Make sure to vary the fruits and vegetables you provide regularly. If they do not like, say for example, carrots, today, that does not mean they won’t like it next week. Just make sure to vary the food you give like how it is in the wild.
It is also important to note that seeds and pellets should be in separate bowls.
Fresh water should also be present at all times. Most of the time water gets dirty because your birds like to play in it. Hence, you should always keep a watch. Make sure water is clean and chlorine-free daily.
To keep your green cheeks healthy, provide them with the right nutrition. Also, allow them to bathe every other day. Put a bowl of fresh water every other day so they can clean themselves.
They also need to be treated for possible worms every three months if they are outside the house or every 6 months if they are kept inside. But do not treat them on very hot or rainy days.
Also, do not worm mothers. A good worm out gel is from Vetafarm. A 50ml pump bottle costs around $17.
Treatments are added to their water. Make sure that there are no other water source or fruits available during treatment. If there are other water sources, your birds will not take the medicated water.
Like humans, some birds may hate the smell and taste of treated liquids. VetaFarm Australia suggests you put a small amount of orange juice to mask the taste and make it a little sweeter.

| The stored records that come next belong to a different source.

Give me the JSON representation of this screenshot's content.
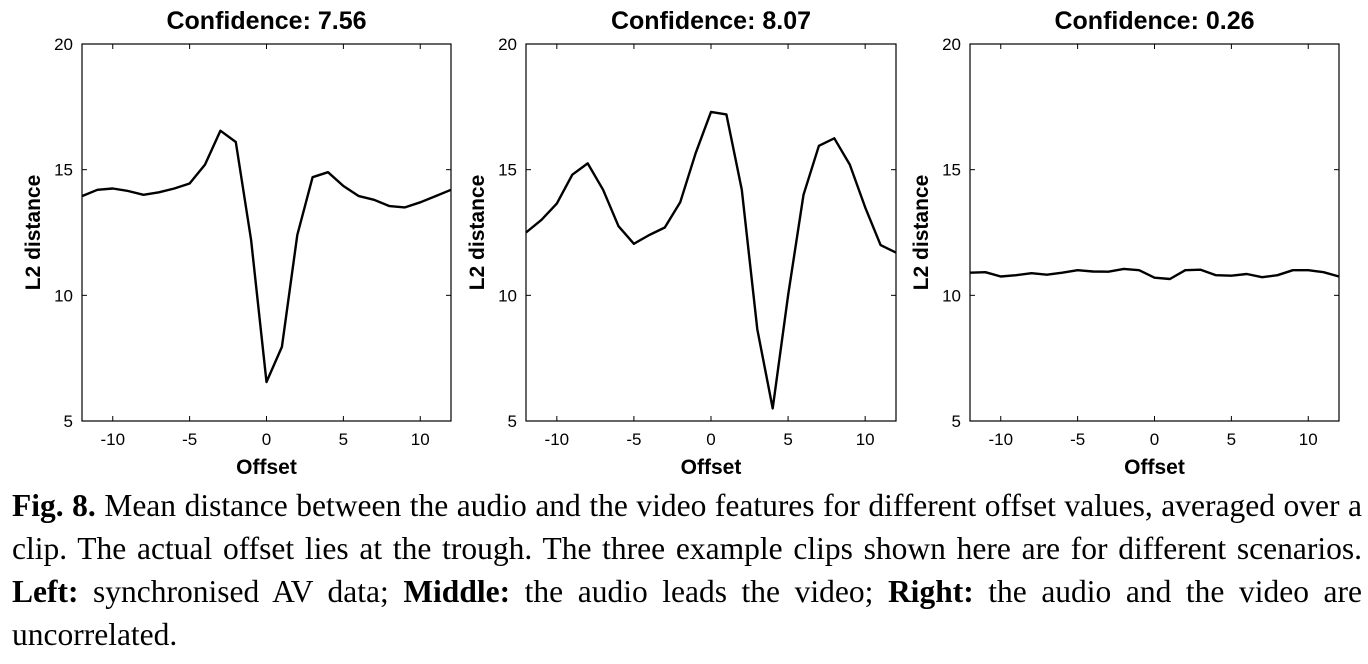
{
  "chart_data": [
    {
      "type": "line",
      "title": "Confidence: 7.56",
      "xlabel": "Offset",
      "ylabel": "L2 distance",
      "xlim": [
        -12,
        12
      ],
      "ylim": [
        5,
        20
      ],
      "xticks": [
        -10,
        -5,
        0,
        5,
        10
      ],
      "yticks": [
        5,
        10,
        15,
        20
      ],
      "grid": false,
      "x": [
        -12,
        -11,
        -10,
        -9,
        -8,
        -7,
        -6,
        -5,
        -4,
        -3,
        -2,
        -1,
        0,
        1,
        2,
        3,
        4,
        5,
        6,
        7,
        8,
        9,
        10,
        11,
        12
      ],
      "y": [
        13.95,
        14.2,
        14.25,
        14.15,
        14.0,
        14.1,
        14.25,
        14.45,
        15.2,
        16.55,
        16.1,
        12.2,
        6.55,
        7.95,
        12.4,
        14.7,
        14.9,
        14.35,
        13.95,
        13.8,
        13.55,
        13.5,
        13.7,
        13.95,
        14.2
      ]
    },
    {
      "type": "line",
      "title": "Confidence: 8.07",
      "xlabel": "Offset",
      "ylabel": "L2 distance",
      "xlim": [
        -12,
        12
      ],
      "ylim": [
        5,
        20
      ],
      "xticks": [
        -10,
        -5,
        0,
        5,
        10
      ],
      "yticks": [
        5,
        10,
        15,
        20
      ],
      "grid": false,
      "x": [
        -12,
        -11,
        -10,
        -9,
        -8,
        -7,
        -6,
        -5,
        -4,
        -3,
        -2,
        -1,
        0,
        1,
        2,
        3,
        4,
        5,
        6,
        7,
        8,
        9,
        10,
        11,
        12
      ],
      "y": [
        12.5,
        13.0,
        13.65,
        14.8,
        15.25,
        14.2,
        12.75,
        12.05,
        12.4,
        12.7,
        13.7,
        15.65,
        17.3,
        17.2,
        14.2,
        8.65,
        5.5,
        10.0,
        14.0,
        15.95,
        16.25,
        15.2,
        13.5,
        12.0,
        11.7
      ]
    },
    {
      "type": "line",
      "title": "Confidence: 0.26",
      "xlabel": "Offset",
      "ylabel": "L2 distance",
      "xlim": [
        -12,
        12
      ],
      "ylim": [
        5,
        20
      ],
      "xticks": [
        -10,
        -5,
        0,
        5,
        10
      ],
      "yticks": [
        5,
        10,
        15,
        20
      ],
      "grid": false,
      "x": [
        -12,
        -11,
        -10,
        -9,
        -8,
        -7,
        -6,
        -5,
        -4,
        -3,
        -2,
        -1,
        0,
        1,
        2,
        3,
        4,
        5,
        6,
        7,
        8,
        9,
        10,
        11,
        12
      ],
      "y": [
        10.9,
        10.92,
        10.75,
        10.8,
        10.88,
        10.82,
        10.9,
        11.0,
        10.95,
        10.94,
        11.05,
        11.0,
        10.7,
        10.65,
        11.0,
        11.02,
        10.8,
        10.78,
        10.85,
        10.72,
        10.8,
        11.0,
        11.0,
        10.92,
        10.75
      ]
    }
  ],
  "caption": {
    "fig_label": "Fig. 8.",
    "text_1": " Mean distance between the audio and the video features for different offset values, averaged over a clip. The actual offset lies at the trough. The three example clips shown here are for different scenarios. ",
    "left_label": "Left:",
    "text_2": " synchronised AV data; ",
    "middle_label": "Middle:",
    "text_3": " the audio leads the video; ",
    "right_label": "Right:",
    "text_4": " the audio and the video are uncorrelated."
  }
}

It also suggests making the treatment available for two days. But a new mixture should be placed every day to avoid other complications.
Conures also need to be sprayed with treatments against mites and lice. This should be done every three months. Ultracare has one at around $8. per 8-oz bottle.
To avoid injury among your birds, make sure their nails are regularly trimmed. Some also suggest clipping their flight feathers. You should consult your veterinarian to know what’s best for your bird.
Red flags to be wary of is feather picking, back swelling, soiled or fluffed feathers, wheezing or coughing, runny or discolored stools, using only one foot while awake, eye or nasal discharge, red or swollen eyes, and the loss of appetite.
If you see these signs, it is best to go the nearest veterinarian to know for sure. Conures are prone to a number of diseases and these signs may be symptoms. A trip to the vet can cost anywhere from $30 to $80 depending on location while emergency cases can cost from $100 or more.
Conures are vulnerable to proventricular dilatation disease, psittacine beak and feather disease, psittacosis, beak malocclusion, aspergillosis, chlamydiosis, diarrhea, and the polyomavirus.
To avoid these complications, make sure to provide your birds with a well-balanced highly nutritious diet and a clean habitat.